La sentenza sollevò il 27 gennaio scorso una massiccia protesta dei No Tav che nel giro di pochi minuti si radunarono bloccando per prima cosa il vicino accesso alla tangenziale di Torino. I manifestanti si diressero poi sulla statale 24 bloccando anche l’autostrada del Frejus in Val di Susa all’altezza di Bussoleno scontrandosi con le forze dell’ordine che fermarono tre No Tav.
Per gli attivisti il conto della sentenza è stato comunque salato. Le pene comminate dai tre giudici spaziano da un paio di modeste multe a 250 euro ai quattro anni e sei mesi inflitti a due imputati: uno di loro è il settantenne Paolo Maurizio Ferrari, ex-irriducibile delle Brigate Rosse che dopo una detenzione lunga trent’anni ha trovato, una volta libero, la voglia di salire in Val di Susa e partecipare alle manifestazioni No Tav. Nel mezzo, tante condanne a più di tre anni di reclusione. E poi ci sono i soldi. Oltre 150 mila euro fra indennizzi e acconti (le cosiddette “provvisionali”) alle parti civili: ministero dell’Interno (record con oltre 50 mila euro), ministero della Difesaministero dell’Economia, sindacati di polizia, oltre centocinquanta agenti, la societa’ Ltf che si occupa della Torino-Lione.

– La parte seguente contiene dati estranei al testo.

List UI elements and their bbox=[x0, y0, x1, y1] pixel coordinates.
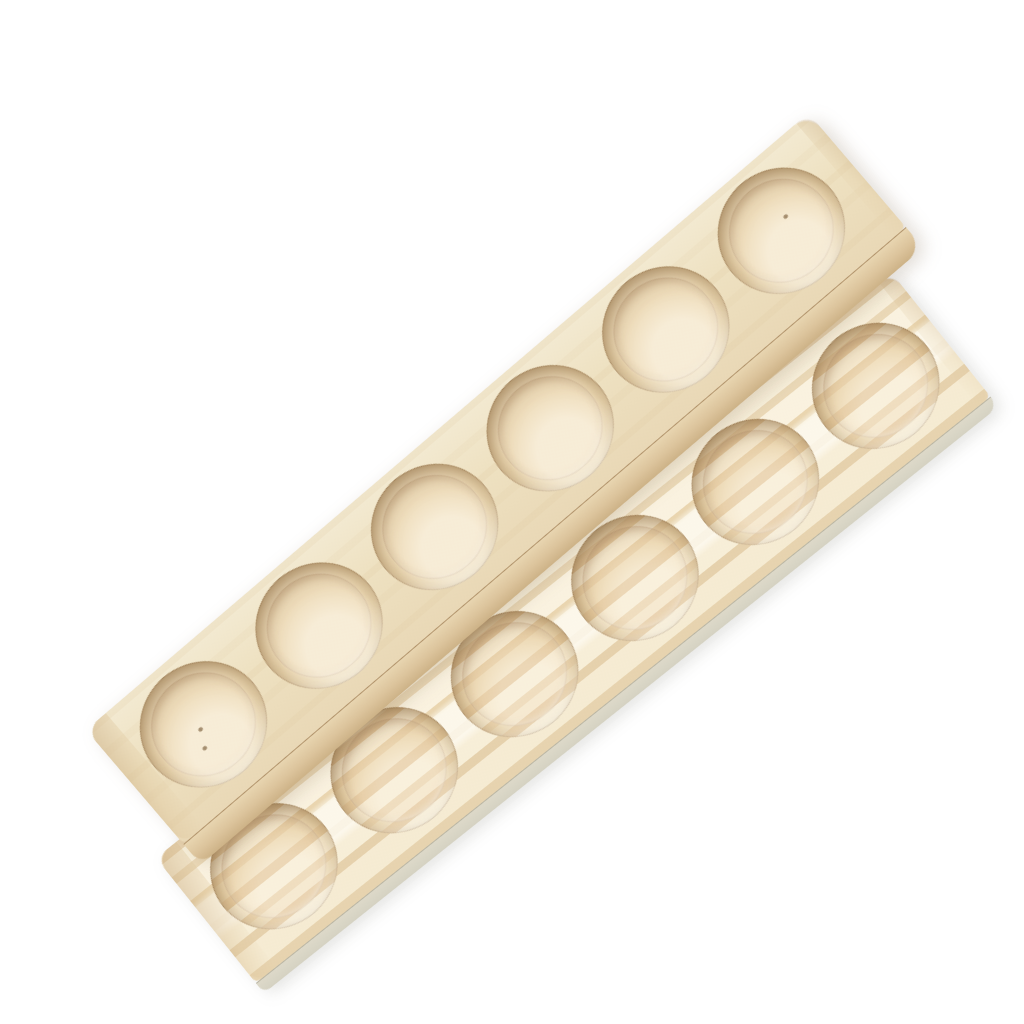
wood-knot-speck bbox=[198, 726, 204, 732]
wood-knot-speck bbox=[202, 745, 208, 751]
wood-knot-speck bbox=[783, 213, 789, 219]
mancala-board-scene bbox=[0, 0, 1024, 1024]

Ed è proprio il legale di Ltf a spiegare che «non sono state condannate le idee, sono stati condannati i comportamenti illeciti. Il dispositivo della sentenza, tanto lungo e articolato che per leggerlo i giudici hanno impiegato un’ora, dimostra come le singole posizioni siano state vagliate con grande accuratezza».